When I returned to the inn I took leave of the wounded man, whom I was happy to see out of danger. In vain I urged him to make use of my purse; he told me, with an affectionate embrace, that he had sufficient money, and if not, he had only to write to his father. I promised to stop at Lyons, and to oblige Desarmoises to desist from any steps he might be taking against them, telling them I had a power over him which would compel him to obey. I kept my word. After we had kissed and said good-bye, I took his future bride into my room that we might sup together and enjoy ourselves till midnight; but she could not have been very pleased with my farewell salute, for I was only able to prove my love for her once, as M—— M——‘s young friend had nearly exhausted me.

I started at day-break, and the next day I reached the “Hotel du Parc,” at Lyons. I sent for Desarmoises, and told him plainly that his daughter’s charms had seduced me, that I thought her lover worthy of her, and that I expected him out of friendship for me to consent to the marriage. I went further, and told him that if he did not consent to everything that very instant I could no longer be his friend, and at this he gave in. He executed the requisite document in the presence of two witnesses, and I sent it to Chamberi by an express messenger.

This false marquis made me dine with him in his poor house. There was nothing about his younger daughter to remind me of the elder, and his wife inspired me with pity. Before I left I managed to wrap up six Louis in a piece of paper, and gave it to her without the knowledge of her husband. A grateful look shewed me how welcome the present was.

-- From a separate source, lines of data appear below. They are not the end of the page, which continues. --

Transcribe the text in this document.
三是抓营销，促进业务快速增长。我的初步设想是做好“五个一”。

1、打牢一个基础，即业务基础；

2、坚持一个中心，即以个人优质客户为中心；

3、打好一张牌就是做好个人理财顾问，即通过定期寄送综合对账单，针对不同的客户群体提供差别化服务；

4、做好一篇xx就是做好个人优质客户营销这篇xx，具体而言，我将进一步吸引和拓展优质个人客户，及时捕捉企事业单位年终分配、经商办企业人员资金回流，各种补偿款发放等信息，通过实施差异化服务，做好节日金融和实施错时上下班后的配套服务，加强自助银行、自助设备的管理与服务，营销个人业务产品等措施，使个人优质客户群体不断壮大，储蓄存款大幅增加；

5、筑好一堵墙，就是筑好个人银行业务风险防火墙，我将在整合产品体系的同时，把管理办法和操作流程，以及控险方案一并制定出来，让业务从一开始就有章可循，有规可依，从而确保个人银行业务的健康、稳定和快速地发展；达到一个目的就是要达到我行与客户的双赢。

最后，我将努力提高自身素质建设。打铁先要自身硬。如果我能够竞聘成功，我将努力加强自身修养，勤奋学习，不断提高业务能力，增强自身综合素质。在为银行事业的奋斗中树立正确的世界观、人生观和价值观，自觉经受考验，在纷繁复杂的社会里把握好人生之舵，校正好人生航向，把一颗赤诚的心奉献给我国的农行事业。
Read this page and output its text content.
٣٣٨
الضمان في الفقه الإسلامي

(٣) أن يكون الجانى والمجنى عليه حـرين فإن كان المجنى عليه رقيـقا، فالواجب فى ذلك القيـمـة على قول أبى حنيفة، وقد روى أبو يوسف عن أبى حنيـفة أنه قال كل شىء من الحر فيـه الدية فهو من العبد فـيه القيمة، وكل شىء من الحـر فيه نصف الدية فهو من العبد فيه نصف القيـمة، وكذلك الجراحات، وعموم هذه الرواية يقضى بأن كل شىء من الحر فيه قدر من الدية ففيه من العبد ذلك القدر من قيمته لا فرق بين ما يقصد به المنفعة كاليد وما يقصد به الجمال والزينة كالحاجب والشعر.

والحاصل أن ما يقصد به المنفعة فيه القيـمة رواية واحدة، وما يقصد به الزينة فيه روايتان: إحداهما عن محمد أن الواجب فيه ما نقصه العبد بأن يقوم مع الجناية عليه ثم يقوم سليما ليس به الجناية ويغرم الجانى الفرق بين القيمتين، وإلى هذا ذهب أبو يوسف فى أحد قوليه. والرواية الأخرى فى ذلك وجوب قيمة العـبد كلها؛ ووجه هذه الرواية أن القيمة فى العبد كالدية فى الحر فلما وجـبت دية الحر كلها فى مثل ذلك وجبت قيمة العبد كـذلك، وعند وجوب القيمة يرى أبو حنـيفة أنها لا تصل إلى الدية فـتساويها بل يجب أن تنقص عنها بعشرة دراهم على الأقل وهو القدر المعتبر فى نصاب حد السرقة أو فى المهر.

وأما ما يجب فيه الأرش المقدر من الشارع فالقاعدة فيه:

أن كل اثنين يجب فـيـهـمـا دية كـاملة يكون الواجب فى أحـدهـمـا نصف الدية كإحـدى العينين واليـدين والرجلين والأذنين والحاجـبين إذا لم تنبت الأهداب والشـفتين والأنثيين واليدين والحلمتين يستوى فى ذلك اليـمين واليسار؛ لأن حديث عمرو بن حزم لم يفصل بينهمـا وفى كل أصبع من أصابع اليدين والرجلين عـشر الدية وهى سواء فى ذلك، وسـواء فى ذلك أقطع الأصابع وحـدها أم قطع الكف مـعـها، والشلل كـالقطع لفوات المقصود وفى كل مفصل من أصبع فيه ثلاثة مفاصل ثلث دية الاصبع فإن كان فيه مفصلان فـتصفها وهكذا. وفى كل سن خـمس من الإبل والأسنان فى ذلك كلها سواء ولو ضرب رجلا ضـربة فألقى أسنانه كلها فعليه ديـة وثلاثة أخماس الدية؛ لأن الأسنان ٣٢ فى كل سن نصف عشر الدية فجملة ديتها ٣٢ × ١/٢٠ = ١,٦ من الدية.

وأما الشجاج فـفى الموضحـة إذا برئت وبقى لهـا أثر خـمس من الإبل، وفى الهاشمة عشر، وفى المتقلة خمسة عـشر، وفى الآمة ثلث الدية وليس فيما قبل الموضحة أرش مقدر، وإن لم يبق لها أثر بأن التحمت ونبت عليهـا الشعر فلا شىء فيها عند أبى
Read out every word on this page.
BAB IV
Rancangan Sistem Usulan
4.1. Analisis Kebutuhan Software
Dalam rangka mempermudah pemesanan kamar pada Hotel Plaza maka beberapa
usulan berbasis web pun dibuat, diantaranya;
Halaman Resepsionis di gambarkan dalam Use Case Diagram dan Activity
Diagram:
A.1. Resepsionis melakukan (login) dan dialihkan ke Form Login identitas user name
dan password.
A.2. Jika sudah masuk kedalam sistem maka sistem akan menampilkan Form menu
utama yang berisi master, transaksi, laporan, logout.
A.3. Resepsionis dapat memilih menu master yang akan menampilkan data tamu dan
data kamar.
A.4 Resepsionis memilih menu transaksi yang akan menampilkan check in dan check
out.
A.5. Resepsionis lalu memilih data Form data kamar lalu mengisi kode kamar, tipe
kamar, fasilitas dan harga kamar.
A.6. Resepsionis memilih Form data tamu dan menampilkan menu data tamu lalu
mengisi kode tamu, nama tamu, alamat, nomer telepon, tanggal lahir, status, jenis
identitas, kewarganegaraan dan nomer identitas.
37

I was obliged to go to Paris, so I gave Desarmoises sufficient money for him to go to Strasburg, and await me there in company with my Spaniard.

I thought myself wise in only taking Costa, but the inspiration came from my evil genius.

I took the Bourbonnais way, and on the third day I arrived at Paris, and lodged at the Hotel du St. Esprit, in the street of the same name.

Before going to bed I sent Costa with a note to Madame d’Urfe, promising to come and dine with her the next day. Costa was a good-looking young fellow, and as he spoke French badly and was rather a fool I felt sure that Madame d’Urfe would take him for some extraordinary being. She wrote to say that she was impatiently expecting me.

“How did the lady receive you, Costa?”

“She looked into a mirror, sir, and said some words I could make nothing of; then she went round the room three times burning incense; then she came up to me with a majestic air and looked me in the face; and at last she smiled very pleasantly, and told me to wait for a reply in the ante-chamber.”